Uteroplacental carbon substrate metabolism and oxygen consumption
after long term hypoglycemia in pregnant sheep.
Carver, Thomas D., William W. Hay, Jr.
Division of Perinatal Medicine and Research, Department of
Pediatrics, University of Colorado School of Medicine, Denver,
Colorado USA
APStracts 2:0067E, 1995.
Chronic maternal hypoglycemia leads to fetal growth restriction but
the effects on placental metabolism and its contribution to reduced
fetal growth have not been determined. To study these factors,
experiments were conducted in 7 normal, control [C] and 6 chronically
insulin-infused, hypoglycemic [H] pregnant sheep over the second half
of gestation to measure the effects of maternal and fetal
hypoglycemia (maternal: 2.0+/-0.2 mM H vs 3.6+/-0.1 mM C; fetal:
0.7+/-0.1 mM H vs 1.1+/-0.1 mM C) on placental metabolism of glucose,
other carbon substrates, and oxygen. Placental and fetal weight were
proportionately reduced in the hypoglycemic group (placental wt.:
258+/-18g H vs 376+/-18 g C, -31%; fetal wt: 2540+/-190g H, 3558+/
-230g C, -29%). Glucose uptake by the uterus was reduced in the
hypoglycemic group (0.10+/-0.01 mmol/min H vs 0.19+/-0.02 mmol/min
C); it was partitioned more to uteroplacental consumption (UPGC) and
less to transfer to the fetus (PGT): UPGC:PGT ratio 20.0+/-2.1 H,
13.5+/-1.2 C (P<0.05 for both). Metabolism of glucose by non
-oxidative and oxidative pathways (as estimated by the uteroplacental
lactate production to UPGC ratio and normal rates of placental oxygen
consumption) was not significantly changed in the hypoglycemic group.

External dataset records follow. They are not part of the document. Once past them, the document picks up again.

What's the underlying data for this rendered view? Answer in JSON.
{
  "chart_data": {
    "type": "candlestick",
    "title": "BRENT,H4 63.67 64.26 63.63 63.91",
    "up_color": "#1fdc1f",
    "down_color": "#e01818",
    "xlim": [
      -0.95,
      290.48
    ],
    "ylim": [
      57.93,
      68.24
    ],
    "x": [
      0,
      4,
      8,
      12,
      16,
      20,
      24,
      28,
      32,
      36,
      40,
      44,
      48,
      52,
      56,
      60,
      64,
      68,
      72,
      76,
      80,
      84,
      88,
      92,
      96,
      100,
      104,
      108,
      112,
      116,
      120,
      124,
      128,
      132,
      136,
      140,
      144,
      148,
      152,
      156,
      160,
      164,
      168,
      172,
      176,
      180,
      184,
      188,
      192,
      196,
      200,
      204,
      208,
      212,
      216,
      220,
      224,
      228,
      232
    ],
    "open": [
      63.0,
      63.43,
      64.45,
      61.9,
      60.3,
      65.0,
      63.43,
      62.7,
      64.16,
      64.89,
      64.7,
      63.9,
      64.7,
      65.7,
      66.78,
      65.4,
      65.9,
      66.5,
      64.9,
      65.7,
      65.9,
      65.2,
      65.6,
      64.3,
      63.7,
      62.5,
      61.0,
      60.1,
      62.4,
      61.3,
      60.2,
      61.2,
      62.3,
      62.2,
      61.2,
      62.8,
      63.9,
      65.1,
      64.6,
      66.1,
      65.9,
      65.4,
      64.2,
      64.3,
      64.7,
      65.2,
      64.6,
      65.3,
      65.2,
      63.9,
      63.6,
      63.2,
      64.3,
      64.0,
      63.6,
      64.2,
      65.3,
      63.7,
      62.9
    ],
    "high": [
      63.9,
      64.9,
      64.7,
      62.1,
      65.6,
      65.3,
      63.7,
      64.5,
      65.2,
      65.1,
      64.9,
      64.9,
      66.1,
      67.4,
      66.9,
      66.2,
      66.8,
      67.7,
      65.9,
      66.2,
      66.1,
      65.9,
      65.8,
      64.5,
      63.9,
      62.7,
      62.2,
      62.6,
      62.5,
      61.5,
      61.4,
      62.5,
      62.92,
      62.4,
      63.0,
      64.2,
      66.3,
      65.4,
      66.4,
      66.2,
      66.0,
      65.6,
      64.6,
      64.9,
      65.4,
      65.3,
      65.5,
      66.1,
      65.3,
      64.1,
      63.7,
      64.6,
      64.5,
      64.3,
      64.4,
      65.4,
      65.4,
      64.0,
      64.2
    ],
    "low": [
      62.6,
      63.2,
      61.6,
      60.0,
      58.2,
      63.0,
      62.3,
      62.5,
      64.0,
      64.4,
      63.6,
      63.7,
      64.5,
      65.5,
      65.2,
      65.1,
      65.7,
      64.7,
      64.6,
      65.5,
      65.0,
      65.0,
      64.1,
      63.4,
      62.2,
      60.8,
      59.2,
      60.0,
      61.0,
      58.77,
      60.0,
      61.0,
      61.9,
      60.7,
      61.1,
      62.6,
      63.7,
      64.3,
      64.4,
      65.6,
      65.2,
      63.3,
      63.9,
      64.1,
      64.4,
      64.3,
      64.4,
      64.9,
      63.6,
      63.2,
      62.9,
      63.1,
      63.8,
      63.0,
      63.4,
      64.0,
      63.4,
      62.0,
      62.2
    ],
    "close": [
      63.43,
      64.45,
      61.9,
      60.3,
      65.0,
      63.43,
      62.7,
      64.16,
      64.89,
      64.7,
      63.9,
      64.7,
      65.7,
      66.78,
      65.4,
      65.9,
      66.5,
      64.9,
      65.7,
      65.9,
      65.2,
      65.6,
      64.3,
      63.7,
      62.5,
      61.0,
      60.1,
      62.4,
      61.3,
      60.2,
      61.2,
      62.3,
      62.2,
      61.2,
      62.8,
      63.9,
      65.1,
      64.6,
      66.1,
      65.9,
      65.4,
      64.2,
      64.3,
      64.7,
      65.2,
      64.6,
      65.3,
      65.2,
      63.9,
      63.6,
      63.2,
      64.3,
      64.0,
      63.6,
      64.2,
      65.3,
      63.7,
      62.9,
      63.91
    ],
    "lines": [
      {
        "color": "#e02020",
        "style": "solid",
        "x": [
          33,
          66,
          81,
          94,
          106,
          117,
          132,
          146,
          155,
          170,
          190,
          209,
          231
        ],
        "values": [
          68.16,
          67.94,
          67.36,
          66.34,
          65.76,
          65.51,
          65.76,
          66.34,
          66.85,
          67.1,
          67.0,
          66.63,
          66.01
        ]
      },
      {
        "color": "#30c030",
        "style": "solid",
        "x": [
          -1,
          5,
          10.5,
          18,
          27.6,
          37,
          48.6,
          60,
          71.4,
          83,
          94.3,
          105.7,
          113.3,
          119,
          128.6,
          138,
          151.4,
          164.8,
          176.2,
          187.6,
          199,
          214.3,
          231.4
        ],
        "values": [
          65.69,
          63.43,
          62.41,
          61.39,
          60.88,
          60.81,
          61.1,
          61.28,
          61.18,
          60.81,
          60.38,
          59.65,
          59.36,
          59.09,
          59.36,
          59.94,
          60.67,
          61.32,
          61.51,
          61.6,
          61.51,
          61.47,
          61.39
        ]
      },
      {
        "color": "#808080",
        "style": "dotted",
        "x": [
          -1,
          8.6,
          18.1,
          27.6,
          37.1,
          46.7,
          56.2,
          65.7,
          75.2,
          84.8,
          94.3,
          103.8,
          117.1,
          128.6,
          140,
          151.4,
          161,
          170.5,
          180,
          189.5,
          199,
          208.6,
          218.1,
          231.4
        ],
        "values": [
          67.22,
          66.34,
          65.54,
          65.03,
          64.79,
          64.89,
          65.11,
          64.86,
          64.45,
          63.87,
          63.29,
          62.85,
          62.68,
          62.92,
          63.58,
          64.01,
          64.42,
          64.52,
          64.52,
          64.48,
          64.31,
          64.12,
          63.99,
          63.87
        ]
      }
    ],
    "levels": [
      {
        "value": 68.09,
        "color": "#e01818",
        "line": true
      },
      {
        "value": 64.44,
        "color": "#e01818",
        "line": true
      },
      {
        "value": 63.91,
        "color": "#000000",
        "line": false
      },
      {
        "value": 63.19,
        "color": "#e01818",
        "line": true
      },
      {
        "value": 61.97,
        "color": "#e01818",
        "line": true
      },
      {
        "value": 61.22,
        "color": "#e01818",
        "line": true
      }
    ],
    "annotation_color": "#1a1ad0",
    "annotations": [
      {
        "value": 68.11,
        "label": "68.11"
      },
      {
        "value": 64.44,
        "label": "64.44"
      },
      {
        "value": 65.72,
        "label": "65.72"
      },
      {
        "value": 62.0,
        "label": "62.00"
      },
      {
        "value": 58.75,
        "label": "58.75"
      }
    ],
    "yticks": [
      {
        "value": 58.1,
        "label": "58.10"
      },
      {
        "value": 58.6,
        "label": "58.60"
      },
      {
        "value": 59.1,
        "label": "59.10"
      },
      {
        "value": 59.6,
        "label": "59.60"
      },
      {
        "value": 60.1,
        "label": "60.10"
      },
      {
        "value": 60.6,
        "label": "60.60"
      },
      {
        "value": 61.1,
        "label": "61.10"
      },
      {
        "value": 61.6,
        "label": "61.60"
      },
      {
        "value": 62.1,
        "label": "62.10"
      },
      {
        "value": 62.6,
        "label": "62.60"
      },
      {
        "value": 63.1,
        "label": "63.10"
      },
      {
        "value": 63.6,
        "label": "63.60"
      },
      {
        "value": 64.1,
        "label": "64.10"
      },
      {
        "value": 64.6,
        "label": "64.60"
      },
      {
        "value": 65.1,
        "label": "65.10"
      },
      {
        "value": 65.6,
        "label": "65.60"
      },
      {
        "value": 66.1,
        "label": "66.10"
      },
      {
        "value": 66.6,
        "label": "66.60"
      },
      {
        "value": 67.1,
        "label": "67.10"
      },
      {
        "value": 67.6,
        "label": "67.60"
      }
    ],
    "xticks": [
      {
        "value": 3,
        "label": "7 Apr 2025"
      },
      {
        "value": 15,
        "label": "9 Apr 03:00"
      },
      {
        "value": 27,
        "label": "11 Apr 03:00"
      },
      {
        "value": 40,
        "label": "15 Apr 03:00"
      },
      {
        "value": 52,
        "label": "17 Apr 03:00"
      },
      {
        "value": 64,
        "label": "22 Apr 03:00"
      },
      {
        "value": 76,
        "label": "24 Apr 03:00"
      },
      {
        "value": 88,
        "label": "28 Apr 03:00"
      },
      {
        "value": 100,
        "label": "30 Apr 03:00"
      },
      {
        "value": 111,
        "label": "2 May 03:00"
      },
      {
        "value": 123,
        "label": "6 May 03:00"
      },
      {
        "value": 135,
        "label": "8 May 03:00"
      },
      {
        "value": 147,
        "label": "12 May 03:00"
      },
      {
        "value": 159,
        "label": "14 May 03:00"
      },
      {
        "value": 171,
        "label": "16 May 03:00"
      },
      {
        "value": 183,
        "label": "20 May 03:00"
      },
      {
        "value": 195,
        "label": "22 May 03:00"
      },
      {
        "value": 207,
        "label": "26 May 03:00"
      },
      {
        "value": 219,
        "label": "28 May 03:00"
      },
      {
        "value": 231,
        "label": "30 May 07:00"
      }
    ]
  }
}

Acetoacetate and [beta]-hydroxybutyrate net uptake and fructose
production rates were significantly reduced in the hypoglycemic
group, and there was no change in free fatty acid or amino acid
uptake rates. With acute return of maternal and fetal glucose
concentrations to normal, UPGC and PGT exceeded normal rates by about
25%. Thus, chronic reduced glucose supply to the uteroplacenta
produces a smaller placenta that uses glucose normally and in
preference to transfer to the fetus, demonstrating placental
metabolic autonomy at the expense of the fetus.
Received 15 September 1994; accepted in final form 22 March 1995.
APS Manuscript Number E382-4.
Article publication pending Am. J. Physiol. (Endocrinol. Metab.).
ISSN 1080-4757 Copyright 1995 The American Physiological Society.
Published in APStracts on 19 April 1995.